Special Tribunal for Lebanon puts journalist and TV station on trial

Reporters Without Borders reiterates its support for Lebanese TV journalist Karma Khayat, whose trial before the Special Tribunal for Lebanon (STL) in The Hague on charges of contempt of court and obstructing justice began last week.

Created to investigate Lebanese Prime Minister Rafik Hariri’s assassination in 2005, the STL accuses Karma Khayat and her Arabic-language TV news channel, Al Jadeed TV, of endangering supposed confidential witnesses by filming them for a report after learning of their identity from an anonymous leak.

The report, which Al Jadeed TV broadcast in instalments from 6 to 10 August 2012, has not been removed from the station’s website or YouTube account. The charges were originally announced in April 2014.

This is the first time that a TV station has been the subject of a prosecution by an international court. The company that owns Al Jadeed TV, New TV S.A.L., is also being prosecuted. The STL is the first international court to be set up to investigate a single act of terrorism.

Now Al Jadeed TV’s vice-president, Khayat says the report’s aim was to draw attention to the STL’s problems and did not endanger the supposed witnesses because their names and their faces were pixelated in the video footage. The STL accuses her of undermining the public’s confidence in its ability to protect witnesses.

She is facing the possibility of a 7-year jail sentence and a 100,000-euro fine at the end of the trial, which began on 16 April.

Reporters Without Borders, which supports Khayat and her TV station, believes it is vital to preserve freely-reported news coverage in Lebanon at a moment in its history that is extremely delicate from both the political and security viewpoint.

We condemn the decision to try Al Jadeed TV and Karma Khayat, who are guilty solely of holding the STL to account by broadcasting information obtained from leaks,” Reporters Without Borders programme director Lucie Morillon said. “The media have a duty to question the way the courts operate and to encourage a public debate on this subject.”

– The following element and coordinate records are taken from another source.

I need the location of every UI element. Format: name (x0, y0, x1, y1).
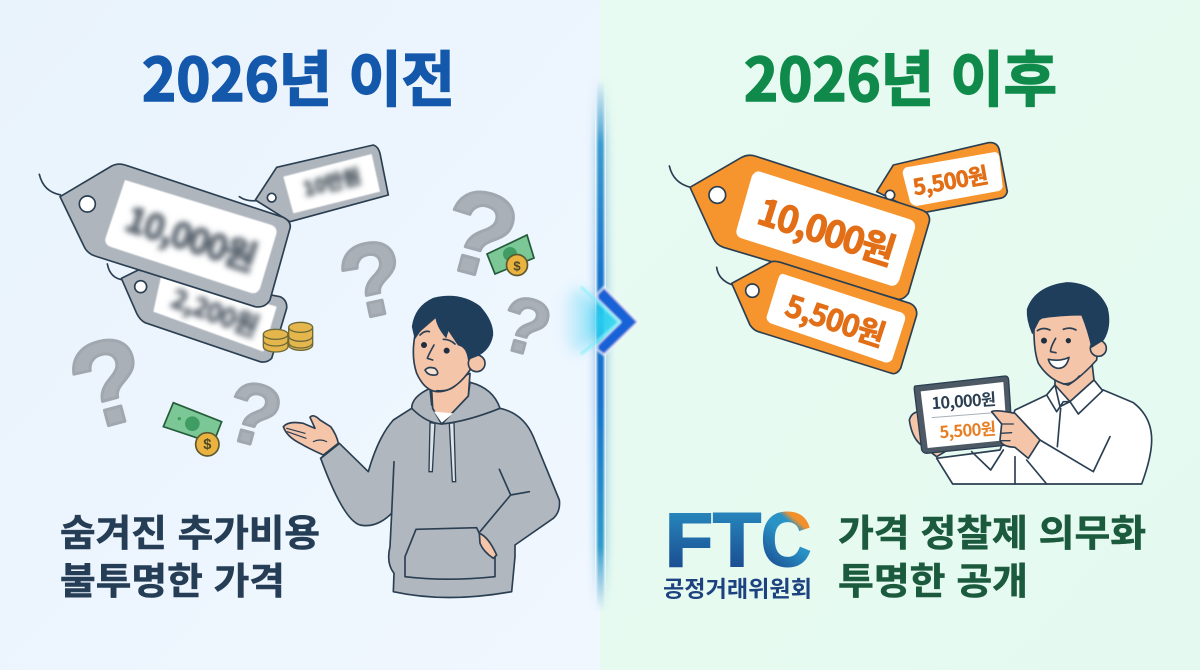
text block: before caption (60, 503, 320, 605)
panel: before background (0, 0, 600, 670)
pocket (405, 528, 495, 579)
drawstrings (429, 423, 456, 482)
tag: large blurred tag (39, 164, 290, 307)
shirt (937, 385, 1152, 484)
collar (1047, 380, 1103, 414)
text block: after caption: 투명한 공개 (838, 551, 1028, 605)
central divider with chevron arrow (560, 80, 638, 610)
tucked hand (479, 533, 497, 558)
tag: small orange tag (877, 143, 1007, 213)
tablet (914, 376, 1013, 453)
logo: FTC: FT (665, 498, 761, 583)
tablet: 5,500원 (939, 415, 996, 443)
tag: small blurred tag (239, 145, 388, 222)
icon: question mark middle: ? (329, 217, 416, 344)
icon: question mark right: ? (491, 277, 560, 375)
panel: after background (600, 0, 1200, 670)
icon: question mark large left: ? (56, 309, 161, 457)
tag: large blurred tag: 10,000원 (120, 192, 263, 280)
icon: banknote with dollar coin (163, 403, 222, 456)
neck (1055, 360, 1094, 402)
illustration: confused man in hoodie (283, 296, 560, 597)
head (1027, 283, 1109, 385)
text block: before caption: 숨겨진 추가비용 (60, 503, 320, 557)
icon: banknote top right: $ (513, 258, 521, 274)
shirt seams (972, 408, 1110, 484)
left hand behind tablet (909, 412, 945, 457)
icon: question mark small bottom: ? (216, 362, 291, 468)
tag: small blurred tag: 10만원 (300, 161, 363, 202)
raised open hand (283, 416, 338, 455)
logo: FTC: C (761, 498, 811, 583)
neck and shirt (412, 373, 500, 424)
head (412, 296, 493, 392)
text block: after caption (838, 503, 1146, 605)
tag: lower orange tag: 5,500원 (780, 282, 891, 355)
illustration: smiling man with tablet (909, 283, 1152, 484)
icon group: orange price tags (669, 143, 1007, 374)
tag: lower blurred tag: 2,200원 (167, 279, 263, 344)
tag: large orange tag: 10,000원 (752, 182, 901, 275)
text block: before caption: 불투명한 가격 (60, 551, 285, 605)
logo: FTC (663, 498, 812, 604)
text block: after caption: 가격 정찰제 의무화 (838, 503, 1146, 557)
heading: 2026년 이후: 2026년 이후 (744, 32, 1057, 119)
heading: 2026년 이전: 2026년 이전 (142, 32, 455, 119)
icon: banknote with dollar coin: $ (203, 437, 211, 453)
tag: lower orange tag (717, 261, 917, 374)
tag: small orange tag: 5,500원 (910, 158, 990, 202)
tablet: 10,000원 (931, 386, 996, 414)
icon: question mark top: ? (427, 161, 531, 307)
tag: lower blurred tag (107, 264, 287, 362)
icon: banknote top right (487, 235, 534, 276)
hoodie body (321, 382, 560, 597)
logo: FTC: 공정거래위원회 (663, 572, 812, 604)
icon: coin stacks (263, 322, 313, 352)
icon group: blurred grey price tags (39, 145, 388, 456)
tag: large orange tag (669, 155, 930, 299)
pointing hand and cuff (992, 411, 1040, 458)
hoodie seams (321, 443, 529, 532)
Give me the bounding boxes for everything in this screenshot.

International media that covered this story have not been charged. They include the Canadian broadcaster CBC, the German news magazine Der Spiegel and the French dailies Le Figaro and Libération, which used confidential documents and internal STL leaks.

Khayat told the judge on 16 April: “The International Court was created for us and with our money. It is our duty to monitor its work.” Her lawyer, Karim Khan, said Khayat and other Al Jadeed TV employees have received death threats in connection with the case.

According to our sources, the report’s two main aims were to show that confidential information was being leaked from within the TSL, thereby endangering the proceedings, and to highlight the fact that is was easy to access “protected” witnesses, who had not been briefed about the confidential nature of their status as witnesses.

The first session of the trial, which began with the prosecution presenting its arguments, is due to end tomorrow. The trial will resume on 12 May, when the defence will have three days to present its witnesses and arguments. No date has been set for the verdict.

Members of a group that supports Khayat and Al Jadeed TV attended the start of the trial. They include Florence Hartmann, a French journalist who was convicted of contempt of court by the International Criminal Tribunal for the former Yugoslavia.

The STL has also charged Ibrahim Al-Amine, the editor of the daily Al-Akhbar, and the company that owns his newspaper, with contempt of court and obstruction of justice. No date has so far been set for their trial.

Reporters Without Borders submitted an amicus brief on the Khayat case to the STL when a preliminary hearing was held on 13 May 2014.

Lebanon is ranked 98th out of 180 countries in the 2015 Reporters Without Borders press freedom index.